Respondent No.6 herein. In sum and substance, the grievance of the
appellant in the writ petition was that the Reserve Bank of India being the
statutory and regulatory authority, illegally approved the proposal of the
Respondent No.6 Development Credit Bank Ltd. for writing off of debts,
amounting to Rs.120 crores, of the Bank without following the proper
procedures prescribed under the provisions of Sections 13 and 14 of the
Securitisation Act, 2002 and Sections 19 and 31A of the Recovery of Debts
Due to Banks Act, 1993.
To appreciate the grievance of the appellant it is necessary to notice
the background in which the controversy arises.

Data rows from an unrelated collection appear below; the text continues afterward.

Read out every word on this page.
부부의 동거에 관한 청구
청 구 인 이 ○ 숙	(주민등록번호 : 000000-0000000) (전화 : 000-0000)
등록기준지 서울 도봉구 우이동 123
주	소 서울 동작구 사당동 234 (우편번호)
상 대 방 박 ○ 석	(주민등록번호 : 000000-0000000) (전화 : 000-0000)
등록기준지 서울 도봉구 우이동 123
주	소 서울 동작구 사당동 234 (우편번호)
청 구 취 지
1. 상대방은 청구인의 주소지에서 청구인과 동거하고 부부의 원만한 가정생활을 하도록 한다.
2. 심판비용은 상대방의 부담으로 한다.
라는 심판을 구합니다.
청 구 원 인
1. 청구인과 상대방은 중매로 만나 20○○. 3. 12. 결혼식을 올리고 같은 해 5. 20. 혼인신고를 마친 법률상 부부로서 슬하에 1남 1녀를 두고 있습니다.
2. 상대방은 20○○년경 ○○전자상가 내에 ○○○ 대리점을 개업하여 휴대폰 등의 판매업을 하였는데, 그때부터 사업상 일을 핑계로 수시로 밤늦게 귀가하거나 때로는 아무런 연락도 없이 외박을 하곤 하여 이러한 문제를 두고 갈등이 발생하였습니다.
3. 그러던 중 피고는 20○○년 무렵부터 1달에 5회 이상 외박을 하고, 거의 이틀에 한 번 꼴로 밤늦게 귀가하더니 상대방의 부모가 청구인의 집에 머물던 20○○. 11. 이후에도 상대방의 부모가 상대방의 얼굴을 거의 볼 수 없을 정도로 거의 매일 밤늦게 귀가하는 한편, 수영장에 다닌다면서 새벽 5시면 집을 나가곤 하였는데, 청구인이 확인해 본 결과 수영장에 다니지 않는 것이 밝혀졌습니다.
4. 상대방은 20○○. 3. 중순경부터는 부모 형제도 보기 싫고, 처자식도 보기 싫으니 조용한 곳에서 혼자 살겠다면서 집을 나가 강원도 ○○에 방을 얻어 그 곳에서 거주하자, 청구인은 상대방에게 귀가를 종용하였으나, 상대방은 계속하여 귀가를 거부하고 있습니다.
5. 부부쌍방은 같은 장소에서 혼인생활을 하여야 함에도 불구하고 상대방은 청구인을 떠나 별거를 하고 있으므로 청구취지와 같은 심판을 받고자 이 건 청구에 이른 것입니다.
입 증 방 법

On February 19, 2003, Respondent No.6 Bank made a request to the
Reserve Bank of India to grant permission and allow the Bank to write off
from its financial records, debts that had turned non-performing assets over
the years amounting to Rs.120 crores. It was stated in the letter of request,
that to institute better balance sheet management and a tighter control
environment, the Board of Directors and the principal shareholders of the
Bank in France had approved the bank’s strategy to write off these debts,
subject to approval of the Reserve Bank of India. The Bank had taken
necessary steps to recover the dues and will continue to take follow up
action, but there appeared no prospect of early recoveries from some of these
accounts. The Bank did not expect to generate enough profits to absorb the
write off and, therefore, sought permission to allow the write off from the
amount lying as General Reserve in the books of the bank as on March 31,
2003, and not from the operating income for the year. It was assured that the
Bank was estimated to show capital adequacy well above the minimum
limits as prescribed by the Reserve Bank of India even after the amount is
transferred for write off. The Bank brought to the notice of the Reserve
Bank of India that it had inducted fresh equity capital of Rs.21 crores. The
Bank was also actively considering raising subordinated debt amounting to
Rs.75 crores to further augment its capital base during the year. It also
referred to various other steps being taken to increase its capital base. The
letter also refers to the recommendations of M/s. Mekinsey & Co. and the
decision of the Board of the Bank to act on its recommendations. In the
above background, the Bank sought approval of the Reserve Bank of India
to write off an amount of Rs.120 crores from its General Reserve,
consequent upon writing off debts to the tune of Rs.120 crores.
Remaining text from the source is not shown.